Penulis: Muhammad Alief Andri | Editor: Avanty Nurdiana
KONTAN.CO.ID - JAKARTA. PT Vale Indonesia Tbk (INCO) mencatat pemulihan kinerja pada Semester I-2026, ditopang kenaikan harga nikel dan perbaikan operasional.
Berdasarkan riset Kiwoom Sekuritas Indonesia, pendapatan INCO naik 27% secara tahunan menjadi US$ 543 juta.
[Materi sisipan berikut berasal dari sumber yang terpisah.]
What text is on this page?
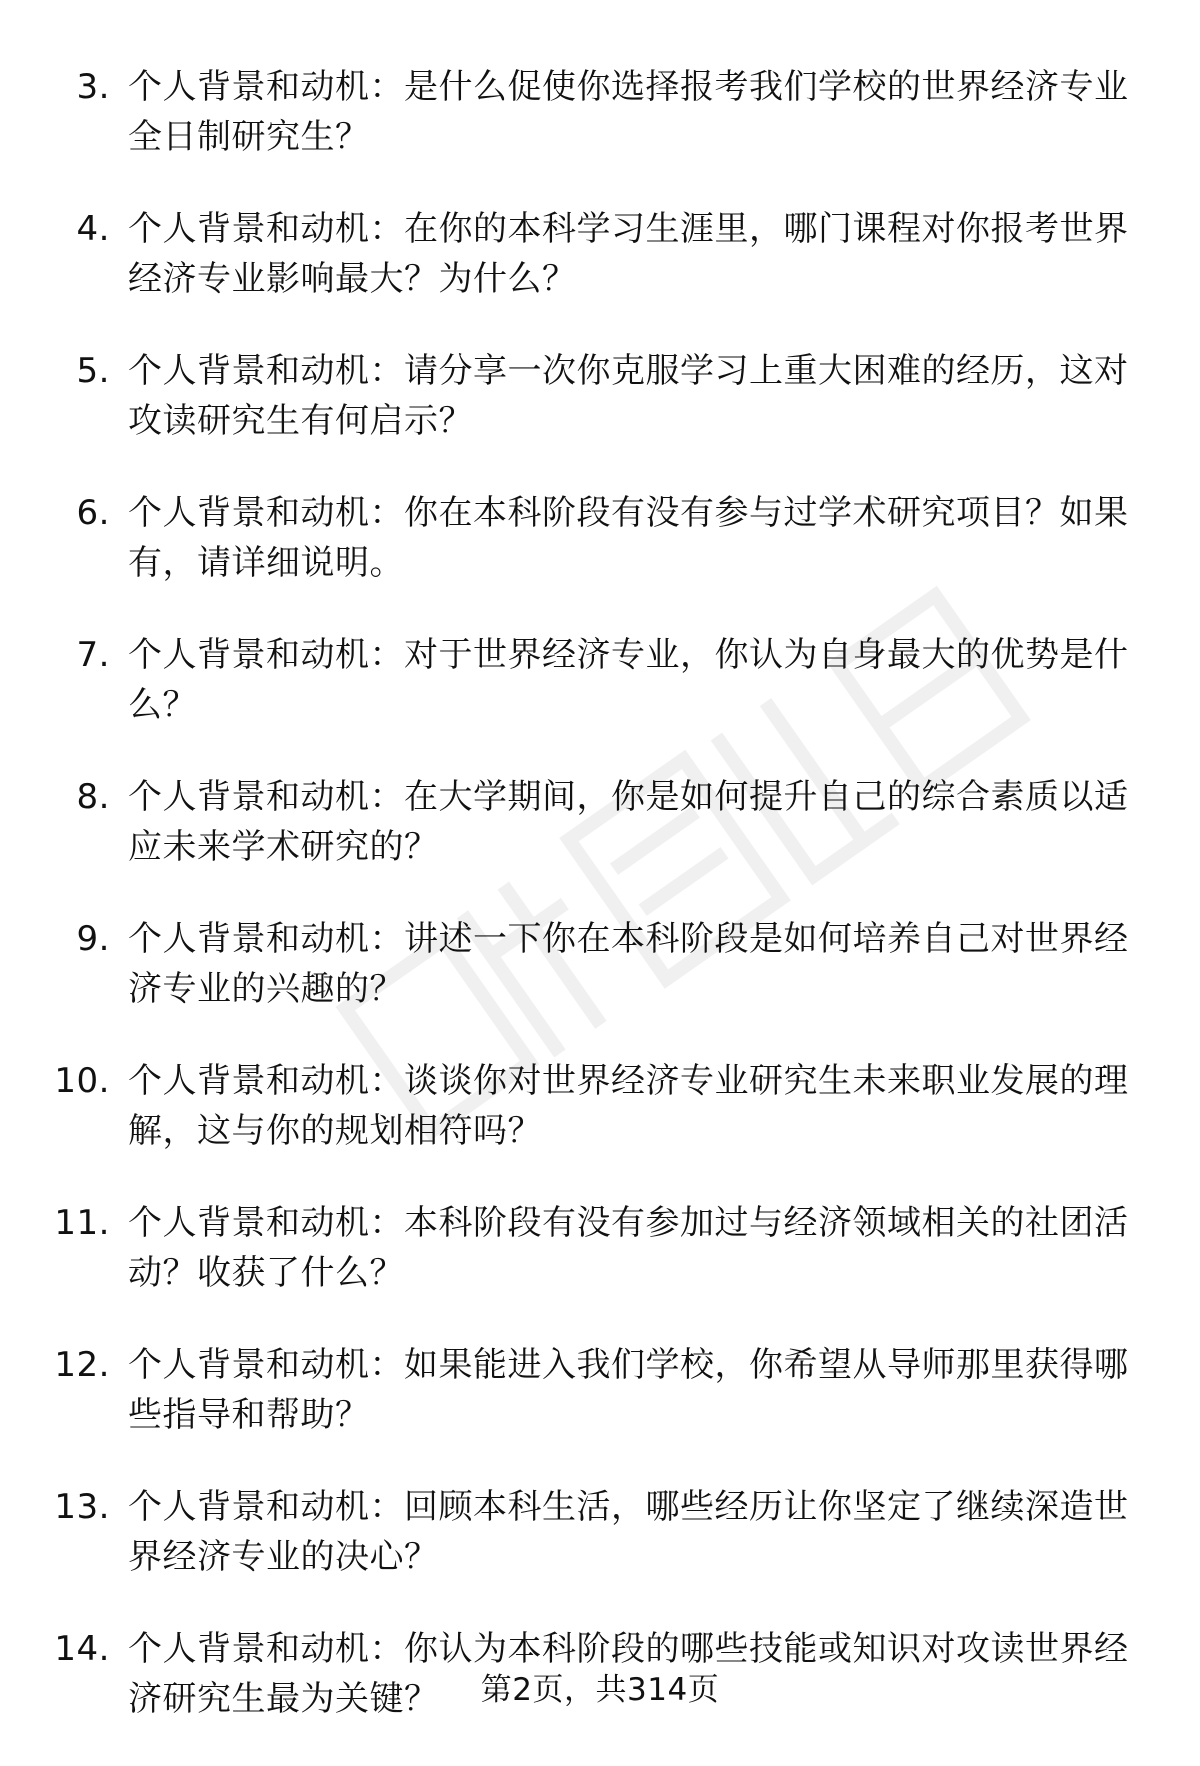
3. 个人背景和动机：是什么促使你选择报考我们学校的世界经济专业全日制研究生？
4. 个人背景和动机：在你的本科学习生涯里，哪门课程对你报考世界经济专业影响最大？为什么？
5. 个人背景和动机：请分享一次你克服学习上重大困难的经历，这对攻读研究生有何启示？
6. 个人背景和动机：你在本科阶段有没有参与过学术研究项目？如果有，请详细说明。
7. 个人背景和动机：对于世界经济专业，你认为自身最大的优势是什么？
8. 个人背景和动机：在大学期间，你是如何提升自己的综合素质以适应未来学术研究的？
9. 个人背景和动机：讲述一下你在本科阶段是如何培养自己对世界经济专业的兴趣的？
10. 个人背景和动机：谈谈你对世界经济专业研究生未来职业发展的理解，这与你的规划相符吗？
11. 个人背景和动机：本科阶段有没有参加过与经济领域相关的社团活动？收获了什么？
12. 个人背景和动机：如果能进入我们学校，你希望从导师那里获得哪些指导和帮助？
13. 个人背景和动机：回顾本科生活，哪些经历让你坚定了继续深造世界经济专业的决心？
14. 个人背景和动机：你认为本科阶段的哪些技能或知识对攻读世界经济研究生最为关键？	第2页，共314页
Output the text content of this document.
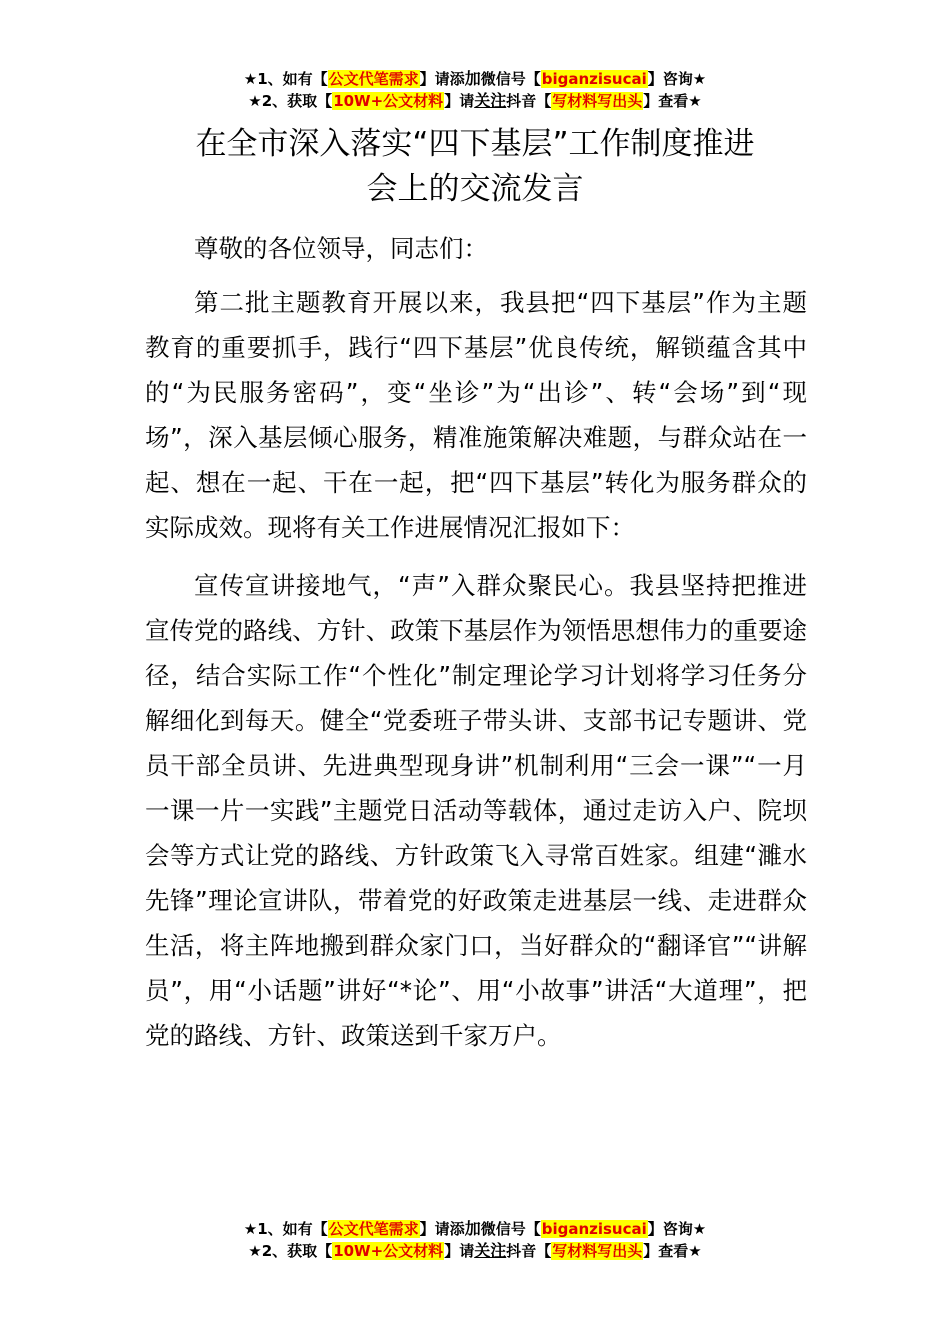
★1、如有【公文代笔需求】请添加微信号【biganzisucai】咨询★
★2、获取【10W+公文材料】请关注抖音【写材料写出头】查看★
在全市深入落实“四下基层”工作制度推进
会上的交流发言

尊敬的各位领导，同志们：

第二批主题教育开展以来，我县把“四下基层”作为主题教育的重要抓手，践行“四下基层”优良传统，解锁蕴含其中的“为民服务密码”，变“坐诊”为“出诊”、转“会场”到“现场”，深入基层倾心服务，精准施策解决难题，与群众站在一起、想在一起、干在一起，把“四下基层”转化为服务群众的实际成效。现将有关工作进展情况汇报如下：

宣传宣讲接地气，“声”入群众聚民心。我县坚持把推进宣传党的路线、方针、政策下基层作为领悟思想伟力的重要途径，结合实际工作“个性化”制定理论学习计划将学习任务分解细化到每天。健全“党委班子带头讲、支部书记专题讲、党员干部全员讲、先进典型现身讲”机制利用“三会一课”“一月一课一片一实践”主题党日活动等载体，通过走访入户、院坝会等方式让党的路线、方针政策飞入寻常百姓家。组建“濉水先锋”理论宣讲队，带着党的好政策走进基层一线、走进群众生活，将主阵地搬到群众家门口，当好群众的“翻译官”“讲解员”，用“小话题”讲好“*论”、用“小故事”讲活“大道理”，把党的路线、方针、政策送到千家万户。

★1、如有【公文代笔需求】请添加微信号【biganzisucai】咨询★
★2、获取【10W+公文材料】请关注抖音【写材料写出头】查看★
Sejalan dengan itu, EBITDA melonjak 113% secara year on year (yoy) menjadi US$196 juta, sementara laba bersih melesat 313% YoY menjadi US$104 juta.
Senior Equity Analyst Kiwoom Sekuritas Indonesia, Sukarno Alatas, menilai perbaikan ini terutama didorong oleh kenaikan harga nikel meski volume produksi sempat tertekan.
Baca Juga: Cinema XXI (CNMA) Raup Pendapatan Rp 2,6 Triliun, Penonton Naik pada Semester I-2026
Secara kuartalan, kinerja INCO juga menunjukkan tren positif. Pada kuartal II-2026, pendapatan tumbuh 15% secara kuartalan (QoQ) menjadi US$290 juta. EBITDA meningkat 45% QoQ menjadi US$116 juta, sedangkan laba bersih naik 39% QoQ menjadi US$61 juta.
Dari sisi operasional, produksi nikel matte mencapai 29.800 ton pada Semester I-2026, turun 16% YoY akibat program pembangunan ulang Furnace #3. Namun, setelah proyek tersebut rampung, produksi mulai pulih di kuartal II-2026 dengan kenaikan 19% QoQ menjadi 16.200 ton.
Sementara itu, penjualan nikel matte relatif stabil di level 13.900 ton, naik tipis 1,5% QoQ.
Kenaikan harga nikel menjadi katalis utama kinerja. Harga jual rata-rata nikel matte terealisasi naik 21% YoY menjadi US$14.491 per ton pada Semester I-2026. Pada kuartal II-2026, harga tersebut meningkat 4% QoQ menjadi US$14.765 per ton.
Selain itu, efisiensi biaya juga mulai terlihat. Biaya tunai (cash cost) nikel matte turun menjadi US$10.005 per ton pada kuartal II-2026, dibandingkan US$10.382 per ton pada kuartal sebelumnya.
“Penurunan biaya ini menunjukkan kemampuan manajemen menjaga disiplin operasional di tengah kenaikan harga energi,” tulis Sukarno dalam risetnya yang dikutip Kontan, Kamis (30/7/2026).
Dari sisi ekspansi, proyek pertumbuhan INCO terus menunjukkan perkembangan. Penjualan bijih saprolit di Bahodopi mencapai 1,96 juta wet metric ton (wmt) pada Semester I-2026, dengan kenaikan 21% QoQ pada kuartal II menjadi 1,07 juta wmt.
Sementara itu, proyek Pomalaa mencatat lonjakan signifikan dengan penjualan mencapai 496.000 wmt pada kuartal II-2026, naik tajam dari 89.000 wmt pada kuartal sebelumnya.
Baca Juga: Wall Street Dibuka Menguat Kamis (30/7), Microsoft Redakan Kekhawatiran Belanja AI
Kiwoom menilai kuartal II-2026 menjadi titik balik penting bagi INCO, seiring pemulihan produksi pasca rampungnya pembangunan ulang furnace.
Ke depan, INCO diperkirakan akan diuntungkan oleh peningkatan utilisasi produksi pada Semester II-2026, percepatan proyek Bahodopi dan Pomalaa, serta pengembangan proyek hilirisasi HPAL.
“Kombinasi faktor tersebut berpotensi menopang pertumbuhan kinerja dan memperkuat posisi INCO dalam rantai pasok baterai kendaraan listrik,” tutup Sukarno.